In certain geological circumstances, often where there is an abundance of fish bone or teeth, the mineral is formed on the seafloor and when it forms it traps uranium, but not lead. So, as lead is one of the breakdown products of uranium, any lead found in the mineral will have been produced by the radioactive breakdown of the uranium.

After the rock sample was collected from Lisdoonvarna the amount of uranium and lead present was detected by Laser-Ablation Quadrupole Inductively-Coupled-Plasma Mass Spectrometry (LA-Q-ICPMS). This involves a laser vaporising the surface of the mineral (in a sealed airtight container), the aerosol produced is then atomised and ionised in a plasma and then the different components (atoms/ions) are detected by the mass spectrometer, based on their weight and charge.

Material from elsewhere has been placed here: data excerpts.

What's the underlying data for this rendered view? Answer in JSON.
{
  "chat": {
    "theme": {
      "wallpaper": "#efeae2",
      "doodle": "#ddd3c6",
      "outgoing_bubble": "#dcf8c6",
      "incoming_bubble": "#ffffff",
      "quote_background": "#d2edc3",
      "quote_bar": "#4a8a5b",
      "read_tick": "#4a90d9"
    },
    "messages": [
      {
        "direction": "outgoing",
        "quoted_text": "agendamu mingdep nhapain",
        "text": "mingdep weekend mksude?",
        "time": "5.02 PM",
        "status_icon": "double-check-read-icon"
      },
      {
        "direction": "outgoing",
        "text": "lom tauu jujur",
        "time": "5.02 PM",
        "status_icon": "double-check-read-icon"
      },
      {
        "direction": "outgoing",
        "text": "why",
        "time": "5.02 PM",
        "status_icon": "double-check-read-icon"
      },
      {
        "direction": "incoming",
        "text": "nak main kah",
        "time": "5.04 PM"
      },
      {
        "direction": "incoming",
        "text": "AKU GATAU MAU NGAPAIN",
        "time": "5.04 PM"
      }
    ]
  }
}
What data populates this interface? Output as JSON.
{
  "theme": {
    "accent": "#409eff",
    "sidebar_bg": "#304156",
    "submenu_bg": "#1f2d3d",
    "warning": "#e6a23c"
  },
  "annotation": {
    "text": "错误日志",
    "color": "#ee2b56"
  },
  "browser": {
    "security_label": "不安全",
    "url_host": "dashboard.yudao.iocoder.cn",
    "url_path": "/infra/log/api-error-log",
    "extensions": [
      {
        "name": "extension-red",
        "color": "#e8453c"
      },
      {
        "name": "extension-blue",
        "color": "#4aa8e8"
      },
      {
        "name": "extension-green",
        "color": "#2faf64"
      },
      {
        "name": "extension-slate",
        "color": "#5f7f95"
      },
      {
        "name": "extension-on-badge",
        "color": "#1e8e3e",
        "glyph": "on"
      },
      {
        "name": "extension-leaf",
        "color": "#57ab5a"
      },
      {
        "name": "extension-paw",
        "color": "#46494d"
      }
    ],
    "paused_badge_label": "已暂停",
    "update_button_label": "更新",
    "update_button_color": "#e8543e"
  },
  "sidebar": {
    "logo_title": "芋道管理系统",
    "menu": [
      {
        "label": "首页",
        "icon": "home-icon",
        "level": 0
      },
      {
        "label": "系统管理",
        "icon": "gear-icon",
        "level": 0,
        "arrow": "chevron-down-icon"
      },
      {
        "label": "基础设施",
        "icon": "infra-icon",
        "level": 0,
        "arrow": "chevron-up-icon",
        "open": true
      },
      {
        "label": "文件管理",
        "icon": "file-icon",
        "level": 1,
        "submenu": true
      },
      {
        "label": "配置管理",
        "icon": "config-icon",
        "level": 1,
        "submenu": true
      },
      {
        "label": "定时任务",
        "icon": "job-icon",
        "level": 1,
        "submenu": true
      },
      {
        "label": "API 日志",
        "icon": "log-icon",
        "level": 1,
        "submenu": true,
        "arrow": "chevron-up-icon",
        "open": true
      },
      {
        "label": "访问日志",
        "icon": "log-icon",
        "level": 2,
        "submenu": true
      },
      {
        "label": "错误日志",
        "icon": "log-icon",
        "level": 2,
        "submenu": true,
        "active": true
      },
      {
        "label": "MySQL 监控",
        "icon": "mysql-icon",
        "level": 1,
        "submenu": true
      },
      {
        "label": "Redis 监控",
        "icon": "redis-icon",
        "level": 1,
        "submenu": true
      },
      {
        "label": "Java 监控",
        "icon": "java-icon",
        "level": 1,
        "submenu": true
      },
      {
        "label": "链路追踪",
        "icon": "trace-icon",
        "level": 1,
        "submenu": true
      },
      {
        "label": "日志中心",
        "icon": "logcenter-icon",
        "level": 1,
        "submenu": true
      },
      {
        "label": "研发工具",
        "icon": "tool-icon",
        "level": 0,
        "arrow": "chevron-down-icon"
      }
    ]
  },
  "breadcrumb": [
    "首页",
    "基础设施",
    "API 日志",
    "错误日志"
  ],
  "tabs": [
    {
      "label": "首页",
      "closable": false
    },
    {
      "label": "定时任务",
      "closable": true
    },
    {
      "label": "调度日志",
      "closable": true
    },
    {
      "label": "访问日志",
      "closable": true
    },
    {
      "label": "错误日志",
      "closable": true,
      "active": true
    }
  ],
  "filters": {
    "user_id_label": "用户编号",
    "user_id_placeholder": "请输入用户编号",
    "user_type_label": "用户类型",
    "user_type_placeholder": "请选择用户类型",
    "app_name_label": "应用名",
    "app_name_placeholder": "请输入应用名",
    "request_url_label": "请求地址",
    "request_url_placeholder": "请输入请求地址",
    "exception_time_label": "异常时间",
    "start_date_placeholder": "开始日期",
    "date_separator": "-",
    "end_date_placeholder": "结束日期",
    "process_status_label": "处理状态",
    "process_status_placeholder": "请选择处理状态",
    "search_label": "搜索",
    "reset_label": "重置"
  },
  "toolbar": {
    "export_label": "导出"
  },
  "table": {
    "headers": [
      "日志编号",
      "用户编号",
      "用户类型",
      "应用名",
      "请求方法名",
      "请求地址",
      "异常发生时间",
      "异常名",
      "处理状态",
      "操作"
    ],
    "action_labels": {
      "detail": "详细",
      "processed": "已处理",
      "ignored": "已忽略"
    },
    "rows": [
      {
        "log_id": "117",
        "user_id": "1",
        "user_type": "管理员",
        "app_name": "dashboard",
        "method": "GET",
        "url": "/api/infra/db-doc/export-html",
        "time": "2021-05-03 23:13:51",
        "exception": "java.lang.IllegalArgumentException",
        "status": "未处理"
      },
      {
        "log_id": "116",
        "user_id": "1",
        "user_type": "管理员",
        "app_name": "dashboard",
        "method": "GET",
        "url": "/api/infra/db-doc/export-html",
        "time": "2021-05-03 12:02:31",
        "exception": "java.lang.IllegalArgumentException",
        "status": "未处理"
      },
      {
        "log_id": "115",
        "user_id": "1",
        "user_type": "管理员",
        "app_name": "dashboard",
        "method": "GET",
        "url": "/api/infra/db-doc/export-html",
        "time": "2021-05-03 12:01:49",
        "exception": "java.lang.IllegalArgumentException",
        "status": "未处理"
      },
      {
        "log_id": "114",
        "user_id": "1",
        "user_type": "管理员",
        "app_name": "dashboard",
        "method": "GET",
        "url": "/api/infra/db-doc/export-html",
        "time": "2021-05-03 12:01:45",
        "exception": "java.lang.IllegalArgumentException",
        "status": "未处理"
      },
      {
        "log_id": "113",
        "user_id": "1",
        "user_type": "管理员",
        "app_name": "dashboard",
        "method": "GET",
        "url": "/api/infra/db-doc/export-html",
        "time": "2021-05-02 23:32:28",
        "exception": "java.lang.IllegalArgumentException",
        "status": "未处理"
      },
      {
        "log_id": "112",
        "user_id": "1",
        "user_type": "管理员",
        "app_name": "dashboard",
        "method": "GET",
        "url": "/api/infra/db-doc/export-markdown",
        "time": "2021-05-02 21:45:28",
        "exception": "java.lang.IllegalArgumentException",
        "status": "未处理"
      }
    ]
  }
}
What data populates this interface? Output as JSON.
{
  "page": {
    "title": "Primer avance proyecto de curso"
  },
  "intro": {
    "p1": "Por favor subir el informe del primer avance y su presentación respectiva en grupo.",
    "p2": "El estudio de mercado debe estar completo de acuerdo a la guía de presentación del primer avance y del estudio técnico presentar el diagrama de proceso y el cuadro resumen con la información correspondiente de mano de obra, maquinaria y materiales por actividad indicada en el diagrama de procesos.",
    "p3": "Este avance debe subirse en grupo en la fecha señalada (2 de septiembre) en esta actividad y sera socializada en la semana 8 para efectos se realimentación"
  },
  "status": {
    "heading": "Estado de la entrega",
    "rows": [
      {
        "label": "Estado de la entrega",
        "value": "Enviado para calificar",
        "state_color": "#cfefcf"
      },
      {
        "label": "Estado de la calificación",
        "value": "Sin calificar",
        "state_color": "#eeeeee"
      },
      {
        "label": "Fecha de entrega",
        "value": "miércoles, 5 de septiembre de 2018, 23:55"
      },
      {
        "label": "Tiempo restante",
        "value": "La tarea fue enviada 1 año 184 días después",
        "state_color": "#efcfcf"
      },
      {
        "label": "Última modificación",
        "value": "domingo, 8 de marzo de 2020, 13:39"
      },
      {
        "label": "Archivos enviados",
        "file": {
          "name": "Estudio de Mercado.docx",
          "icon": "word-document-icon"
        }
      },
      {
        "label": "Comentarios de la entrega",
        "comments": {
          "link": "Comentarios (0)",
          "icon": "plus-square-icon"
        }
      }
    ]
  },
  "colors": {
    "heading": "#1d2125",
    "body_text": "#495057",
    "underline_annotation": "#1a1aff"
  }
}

Caption: Geopark geologist Dr. Eamon Doyle at the location near Lisdoonvarna where the rocks were sampled.

Once the amounts of uranium and lead were known it was possible to calculate how long it would take for that amount to be present in the rock based on the known production rate. This provided a date of 321 million years old. This was in quite close agreement with the previous age which had been estimated most recently by using fossils known as conodonts, and before that from fossils known as ammonoids. So, we now know exactly how old the rocks at Lisdoonvarna are.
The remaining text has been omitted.